The AHRQ PSNet Collection comprises an extensive selection of resources relevant to the patient safety community. These resources come in a variety of formats, including literature, research, tools, and Web sites. Resources are identified using the National Library of Medicine’s Medline database, various news and content aggregators, and the expertise of the AHRQ PSNet editorial and technical teams.
Sibbald M, Abdulla B, Keuhl A, et al. JMIR Hum Factors. 2022;9:e39234.
Electronic differential diagnostic support (EDS) are decision aids that suggest one or more differential diagnoses based on clinical data entered by the clinician. The generated list may prompt the clinician to consider additional diagnoses. This study simulated the use of one EDS, Isabel, in the emergency department to identify barriers and supports to its effectiveness. Four themes emerged. Notably, some physicians thought the EDS-generated differentials could reduce bias while others suggested it could introduce bias.
Brush JE, Sherbino J, Norman GR. BMJ. 2022;376:e064389.
Misdiagnosis of heart failure can lead to serious patient harm. This article reviews the cognitive psychology of diagnostic reasoning in cardiology. Strategies for educators, students, and researchers to reduce cardiovascular misdiagnosis are presented.
Kandasamy S, Vanstone M, Colvin E, et al. J Eval Clin Pract. 2021;27:236-245.
Physicians often experience considerable emotional distress, shame, and self-doubt after being involved in a medical error. Based on in-depth interviews with emergency, internal, and family medicine physicians, this qualitative study explores how physicians experience and learn from preventable medical errors. In addition to exploring themes around the physician’s emotional growth and professional development, the authors discuss the value of sharing and learning from these experiences for colleagues and trainees.
Cook DA, Sherbino J, Durning SJ. JAMA. 2018;319:2267-2268.
This commentary reviews five differences between diagnostic reasoning and patient management reasoning, such as the changing nature of management over time and the team-based nature of the activity. The authors recommend areas of research needed to further understand patient management reasoning.
Norman GR, Monteiro SD, Sherbino J, et al. Acad Med. 2017;92:23-30.
Decision making is typically either intuitive or analytical. This commentary discusses the two types of decision making, how heuristics and cognitive biases affect diagnostic reasoning, and strategies to reduce diagnostic error.
Zwaan L, Monteiro SD, Sherbino J, et al. BMJ Qual Saf. 2016;26.
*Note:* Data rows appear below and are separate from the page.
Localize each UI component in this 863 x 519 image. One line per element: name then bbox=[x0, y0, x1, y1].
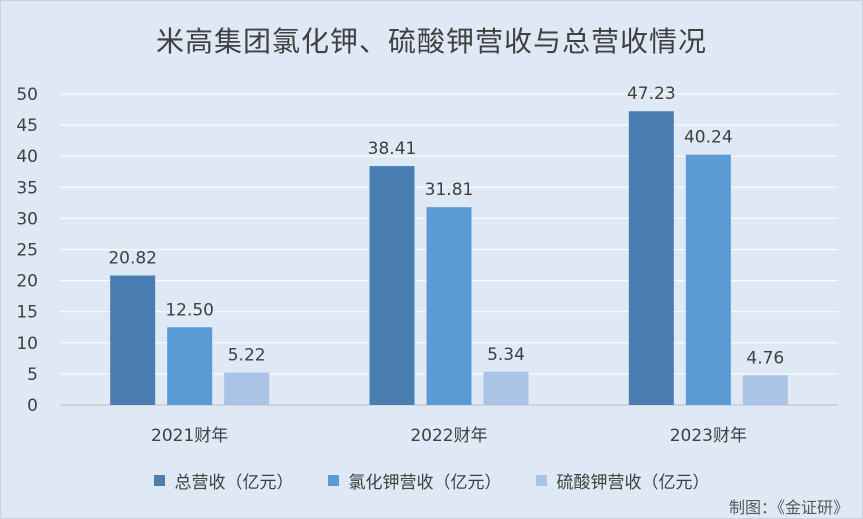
x-tick-label: 2023财年 bbox=[670, 426, 747, 446]
y-tick-label: 45 bbox=[16, 116, 38, 136]
legend-swatch-total bbox=[153, 475, 165, 486]
chart-title: 米高集团氯化钾、硫酸钾营收与总营收情况 bbox=[155, 25, 707, 58]
data-label: 20.82 bbox=[108, 248, 157, 268]
legend-swatch-k2so4 bbox=[535, 475, 547, 486]
legend-item-k2so4: 硫酸钾营收（亿元） bbox=[535, 468, 710, 493]
credit-text: 制图：《金证研》 bbox=[728, 498, 849, 517]
bar bbox=[426, 207, 472, 405]
y-tick-label: 15 bbox=[16, 303, 38, 323]
y-tick-label: 50 bbox=[16, 85, 38, 105]
x-tick-label: 2021财年 bbox=[151, 426, 228, 446]
y-tick-label: 10 bbox=[16, 334, 38, 354]
data-label: 47.23 bbox=[627, 84, 676, 104]
legend-label-kcl: 氯化钾营收（亿元） bbox=[348, 473, 502, 493]
y-tick-label: 0 bbox=[27, 396, 38, 416]
data-label: 5.34 bbox=[487, 345, 525, 365]
y-tick-label: 25 bbox=[16, 241, 38, 261]
bar bbox=[742, 375, 788, 405]
y-tick-label: 40 bbox=[16, 147, 38, 167]
data-label: 12.50 bbox=[165, 300, 214, 320]
y-tick-label: 5 bbox=[27, 365, 38, 385]
bar bbox=[685, 154, 731, 405]
data-label: 5.22 bbox=[228, 346, 266, 366]
legend-swatch-kcl bbox=[327, 475, 339, 486]
bar bbox=[483, 371, 529, 405]
legend-label-k2so4: 硫酸钾营收（亿元） bbox=[556, 473, 710, 493]
data-label: 40.24 bbox=[684, 128, 733, 148]
bar bbox=[224, 372, 270, 405]
legend-label-total: 总营收（亿元） bbox=[174, 473, 294, 493]
y-tick-label: 30 bbox=[16, 209, 38, 229]
bar bbox=[628, 111, 674, 405]
legend-item-total: 总营收（亿元） bbox=[153, 468, 294, 493]
bar bbox=[110, 275, 156, 405]
x-tick-label: 2022财年 bbox=[410, 426, 487, 446]
y-tick-label: 35 bbox=[16, 178, 38, 198]
data-label: 31.81 bbox=[425, 180, 474, 200]
bar bbox=[167, 327, 213, 405]
data-label: 4.76 bbox=[746, 348, 784, 368]
bar bbox=[369, 166, 415, 405]
legend: 总营收（亿元） 氯化钾营收（亿元） 硫酸钾营收（亿元） bbox=[0, 468, 863, 493]
data-label: 38.41 bbox=[368, 139, 417, 159]
legend-item-kcl: 氯化钾营收（亿元） bbox=[327, 468, 502, 493]
y-tick-label: 20 bbox=[16, 272, 38, 292]
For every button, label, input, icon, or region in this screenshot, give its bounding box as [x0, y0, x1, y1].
Providing eight ambiguous clinical vignettes to generalist physician members of the Society to Improve Diagnosis in Medicine, this study found participants did not agree on whether cognitive biases were or were not present. When the outcome of the vignette implied an incorrect diagnosis, respondents reported twice as many biases, suggesting that physician judgments are strongly influenced by hindsight bias.
Monteiro SD, Sherbino J, Patel A, et al. J Gen Intern Med. 2015;30:1270-4.
This medical education study found that self-reflection only minimally improved diagnostic accuracy among medical residents in a simulation setting. These results suggest that a more robust cognitive debiasing curriculum may be needed to enhance diagnostic decision making.
This study used written medical cases to examine whether simulated time pressure or interruptions affect diagnostic accuracy among resident and attending emergency medicine physicians. While the experienced physicians answered the questions more quickly and accurately compared to resident physicians, diagnostic accuracy was not compromised by time pressure or interruptions for either group in this study.
Norman GR, Sherbino J, Dore KL, et al. Acad Med. 2014;89:277-84.
Resident physicians instructed to be "careful, thorough, and reflective" when answering clinical vignette questions took 30% more time with each case but did not have better diagnostic accuracy compared with residents who were told to answer as quickly as possible. These results suggest diagnostic errors are not simply related to insufficient attention or time.
This commentary highlights the need to evaluate diagnostic reasoning in emergency medicine to address gaps and motivate research exploring factors that impair assessment.
This article reviews evidence on the cognitive origins of diagnostic errors and examines theories regarding both clinical reasoning and dual-process thinking.